Concern about ‘market failure’ in the development of new medicines and vaccines is not new, having been highlighted, for example, in a report in 2014 from the Royal Pharmaceutical Society (VR, May 17, 2014, vol 174, p 488), as well as during a One Health conference in Amsterdam last year (VR, March 21, 2015, vol 176, p 292). Although much of the discussion has focused on development of products for human use, many of the arguments are no less applicable in the animal health field, as the recent report from HealthforAnimals on innovation in the animal health sector makes clear. As well as discussing vaccine development and the control of emerging zoonotic and vectorborne diseases, the report considers issues ranging from food safety and sustainability to innovation in pet health, taking a One Health approach throughout. This seems particularly appropriate in relation to new and emerging diseases, as most of the new diseases that have emerged in people in recent decades have originated in animals.

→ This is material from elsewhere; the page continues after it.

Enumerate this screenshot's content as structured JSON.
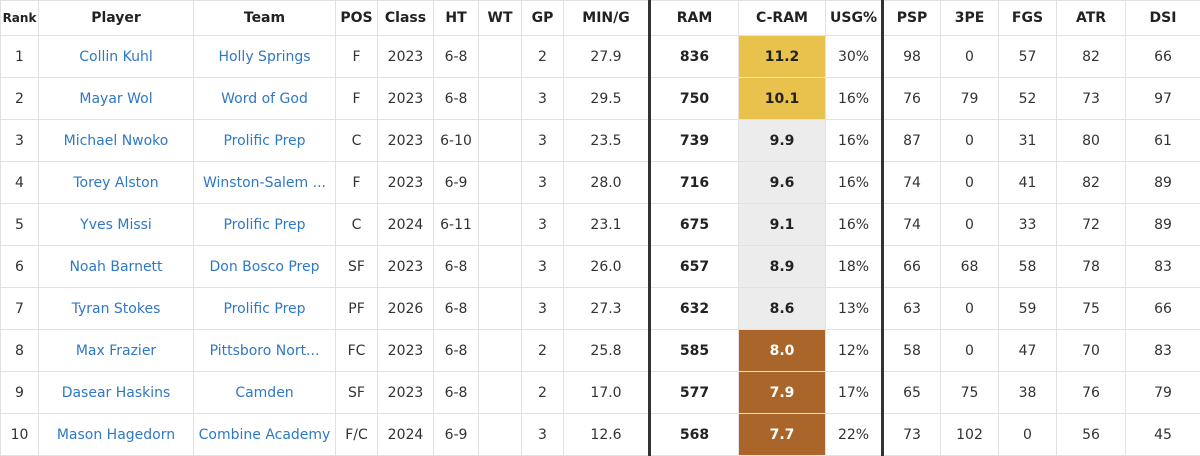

Discussing barriers to innovation, HealthforAnimals' report suggests that different sets of regulations in different countries represent one of the biggest barriers to a more efficient contribution of the animal health sector to health outcomes, and says that these need to be streamlined and harmonised. With specific reference to vaccine development, it draws attention to the potential of collaborative competition in the area of vaccine technology, but argues that this needs to be structured in such a way that companies can make a return on their investment. It also draws attention to the importance of vaccine banks, arguing that these merit greater allocation of funding.

Both of the reports published this month call for a more proactive response to emerging disease threats, which needs to be better coordinated globally. On the basis of the Science and Technology Committee's critique of the response to Ebola outbreak, it would be hard not to agree that this is necessary.